È il 41enne Lars Vogt a cimentarsi d'acchito con un mostro sacro, l'Imperatore di Beethoven. Soprattutto nell'iniziale Allegro ne dà una visione nervosa, secca, con poco legato, quasi cattiva (ma qui siamo all'interno dei confini della sacrosanta libertà dell'interprete). Poi nell'Adagio un poco mosso tira fuori una buona cantabilità, scatenandosi ancora nel Rondò. Bravissima Xian nell'assecondare l'interpretazione del solista, lungamente acclamato e che ci allieta con questo bis.

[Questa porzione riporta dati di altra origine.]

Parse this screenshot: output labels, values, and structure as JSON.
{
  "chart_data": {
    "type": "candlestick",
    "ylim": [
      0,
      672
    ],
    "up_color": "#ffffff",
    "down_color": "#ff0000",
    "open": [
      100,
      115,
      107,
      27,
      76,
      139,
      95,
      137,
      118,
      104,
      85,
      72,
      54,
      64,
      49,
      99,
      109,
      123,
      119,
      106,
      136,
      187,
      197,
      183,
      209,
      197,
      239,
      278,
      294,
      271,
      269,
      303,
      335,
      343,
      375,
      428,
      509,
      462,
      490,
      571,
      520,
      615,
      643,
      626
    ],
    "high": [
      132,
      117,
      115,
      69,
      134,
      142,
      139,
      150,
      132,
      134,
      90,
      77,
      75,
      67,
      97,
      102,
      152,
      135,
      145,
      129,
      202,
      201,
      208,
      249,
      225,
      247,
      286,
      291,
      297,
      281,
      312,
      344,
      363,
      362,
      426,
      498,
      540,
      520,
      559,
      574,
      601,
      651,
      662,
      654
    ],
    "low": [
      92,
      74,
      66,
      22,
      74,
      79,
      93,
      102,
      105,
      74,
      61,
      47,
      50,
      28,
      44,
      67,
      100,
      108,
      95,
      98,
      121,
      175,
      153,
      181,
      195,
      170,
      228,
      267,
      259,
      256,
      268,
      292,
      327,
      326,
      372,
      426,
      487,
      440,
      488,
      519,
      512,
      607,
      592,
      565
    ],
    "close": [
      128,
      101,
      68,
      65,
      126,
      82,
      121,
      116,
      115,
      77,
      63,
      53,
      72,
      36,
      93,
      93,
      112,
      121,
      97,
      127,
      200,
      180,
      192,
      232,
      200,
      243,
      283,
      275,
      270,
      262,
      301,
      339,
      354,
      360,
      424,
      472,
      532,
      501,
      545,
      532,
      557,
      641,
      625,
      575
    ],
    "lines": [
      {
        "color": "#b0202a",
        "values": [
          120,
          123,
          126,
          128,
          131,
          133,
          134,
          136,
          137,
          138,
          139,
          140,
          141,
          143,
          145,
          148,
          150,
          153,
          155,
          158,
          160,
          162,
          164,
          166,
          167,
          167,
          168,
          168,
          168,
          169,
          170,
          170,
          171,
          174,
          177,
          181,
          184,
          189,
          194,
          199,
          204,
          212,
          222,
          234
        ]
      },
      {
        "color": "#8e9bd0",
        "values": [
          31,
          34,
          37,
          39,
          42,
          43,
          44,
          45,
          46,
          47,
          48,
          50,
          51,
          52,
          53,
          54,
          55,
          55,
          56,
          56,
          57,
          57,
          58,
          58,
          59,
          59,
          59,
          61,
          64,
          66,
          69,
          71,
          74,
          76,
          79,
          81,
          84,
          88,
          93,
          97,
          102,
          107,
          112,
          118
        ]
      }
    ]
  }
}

Dopo l'intervallo la Fantastica di Berlioz. La riascoltiamo dall'Orchestra Verdi dopo circa 18 mesi (allora guidata da quello che oggi ne è diventato il Direttore Principale) e devo dire che ha fatto la stessa impressione – ed ha avuto lo stesso successo – di allora. Xian ne coglie tutta la nevrosi che la anima, già dalle Réveries-Passions (dove ci risparmia meritoriamente il ritornello dell'esposizione). Spettrale il bal, con le due arpe in evidenza, e sempre struggente la scena campestre: qui il bravissimo Emiliano Greci si allontana momentaneamente dal palco ed esce… non per fare pipì – smile! – ma per rispondere da lontano, con il suo oboe, al richiamo del corno inglese, imbracciato dall'altrettanto bravo Luca Stocco (non per nulla alla fine i due saranno ripetutamente chiamati per un applauso speciale). Il giusto livello di fracasso viene tirato fuori dalla marcia al supplizio, e infine tornano gli spettri (qui impersonati dal clarinetto in MIb di Jader Bignamini) a riproporre per l'ultima volta l'idée-fixe, ridotta a osceno sberleffo. Il Dies-Irae ruttato dalle due tube (oggi sostituiscono i vecchi oficleidi) porta al finale assordante, con le otto tremende terzine di tutta l'orchestra che sfociano nel conclusivo accordo di DO maggiore:


Manco a dirlo, pubblico praticamente in delirio.

Il secondo appuntamento sarà (quasi) tutto di marca ciajkovskiana.